Early on in my development career I dealt with barcode scanners and I’ve always found the technology to be fairly interesting. I remembered some work Casey Chesnut had done quite some time ago on barcode recognition that I had always wanted to spend a little time playing building off of. Of course Casey didn’t provide any code, but that’s fine – I’d rather attack this as a pure mental exercise for myself.
I actually decided to attack the problem a little differently than Casey. I knew that doing a decode of a “pure” clean barcode would be easy and not a realistic scenario anyway, so I didn’t even bother working on code to do it. I knew I was going to be able to do the decoding algorithm part – that’s simply turning bits into text and anyone can do that given the algorithm. The challenge, and fun, is in extracting the binary data bits from an “analog” picture. I’m saying “digital” and “analog” here in that an ideal barcode bit is either black or white, on or off, a picture (even a digital picture) is not going to be so clear.

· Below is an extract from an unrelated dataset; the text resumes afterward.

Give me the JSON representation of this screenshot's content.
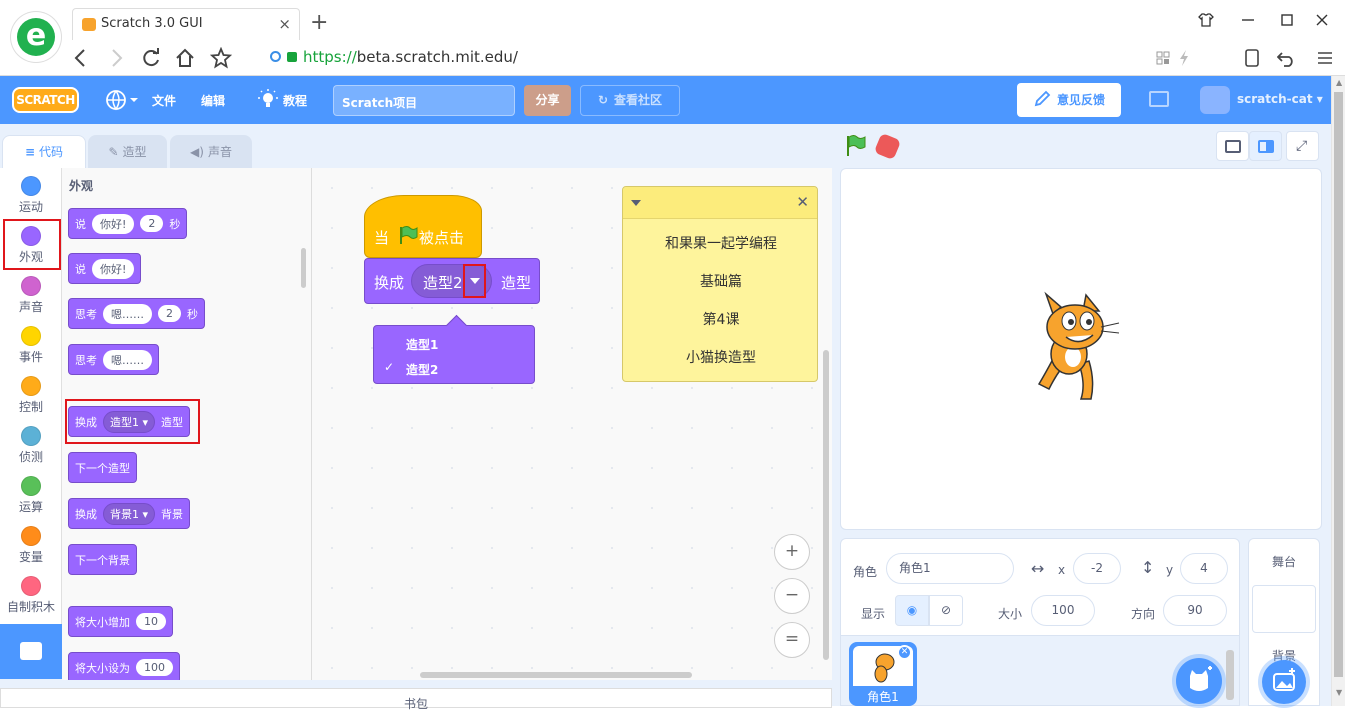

So step one was to take a picture of a barcode. I grabbed a book off the shelf and used my phone to snap a picture (bonus points if you know what book it is):
You can see, it’s not an “optimal” image – it’s dark and there are a lot of variations in color. This seemed way more realistic.
Next I needed to get rid of the “color” and I decided the best path would be to simply “draw” a logical line horizontally through the center of the image assuming that it would cross the barcode.
I extracted every pixel across this line and determined the luminance of each, essentially turning the line of pixels into greyscale.
Next I needed to turn this analog grey data into binary, which introduced a variable I’ll call the “threshold.” Luminance values above the threshold (brighter) would be a zero, below the threshold would be a one. This means that you can alter what the software “sees” for bars by simply adjusting that threshold.
I put together a library and a sample application that showed all of this process at once – the barcode, a chart of the luminance and a chart of the “binary” representation of that luminance based on a given threshold.
The next step was to try to turn this “binary” data into actual bits that I could decode. My first attempt followed this reasoning:
1. an EAN13 barcode (which is what I’m working with) starts with three “guard” or delimiter bits: 1-0-1.
2. I start at the left edge of the image and traverse until I hit the first “on” pixel and record that as the start position.
3. I traverse until the next “off” pixel. The distance between the on and off is the width of a bit.
4. I “back up” 1/2 of a bit width (to give me the best odds of hitting the actual bit value) and then step forward by bit widths, checking the pixel value.
It took a little tweaking of the logic, in which I’d move the current and subsequent sample points away from any nearby “edge” to help get me in the middle of a data point. With only this minor logic improvement I was able to decode the picture I started with. I had a sample app that showed each of these steps:
– The loaded barcode image
– The luminance across the barcode at the mid point as a graph
– A graph of the binary representation of that luminance based on a threshold
– decoding of that binary set
All that in just about 1 day of work.
Of course the second barcode picture I took and tried failed. It worked through all of the steps until the decode, where it always fell apart, being unable to correctly identify any digit but the first. The failure, I think, is due to the fact the book cover is glossy, so I have a lot more “noise” in the luminance graph. That simply means I need to improve my image recognition algorithm, which will be the focus of the next blog entry on this library.
Now you might be asking “well where’s the code for this?” Patience. It’s in Codeplex right now, it’s just not yet published. I want to get it to a state that’s a little less ugly before I turn it loose. When can you expect it? Well I can’t say for certain, but Codeplex required publication within 30 days, so that gives you a “latest possible release” date – though I hope to publish earlier.